I have a question about the Proof of Bott Periodicity in twisted K-theory by Atiyah and Segal in their paper Twisted K-theory.

Following their notation, to prove Bott periodicity in this context it is enough to provide a $U(H)$-equivariant homotopy equivalence $$ Fred^{(0)}(H)\to \Omega^{2}Fred^{0}(H). $$ One may assume that all the spaces in sight have the norm topology for simplicity. This is done in two steps.

Step 1. Take $S_{n}$ an irreducible graded module for the complexified Clifford algebra $C_{n}$. Then for $n$ even, tensoring with $S_{n}$ gives an isomorphism $$ Fred^{0}(H)\to Fred^{n}(S_{n}\otimes H). $$ This map is clearly $U(H)$-equivariant.

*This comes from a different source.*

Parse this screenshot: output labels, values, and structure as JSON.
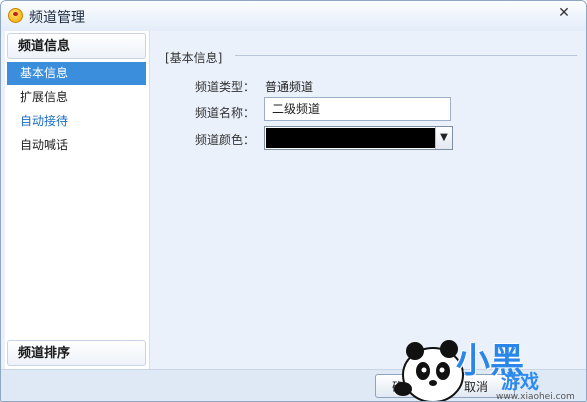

Step 2.There is a map $$ Fred^{n}(S_{n}\otimes H)\to \Omega^{n}Fred^{0}(S_{n}\otimes H). $$ which was constructed explicitly by Atiyah and Singer and it is easy to see that it is a $U(H)$-equivariant homotopy equivalence.

However, one would like to get back to $\Omega^{n}Fred^{0}(H)$. The spaces

$$
\Omega^{n}Fred^{0}(S_{n}\otimes H) \text{ and } \Omega^{n}Fred^{0}(H)
$$
are homotopy equivalent but all the maps I seem to be able to construct don't preserve $U(H)$-equivariance and this is taken as granted in the proof by Atiyah and Segal.

Can anyone tell me what I am missing?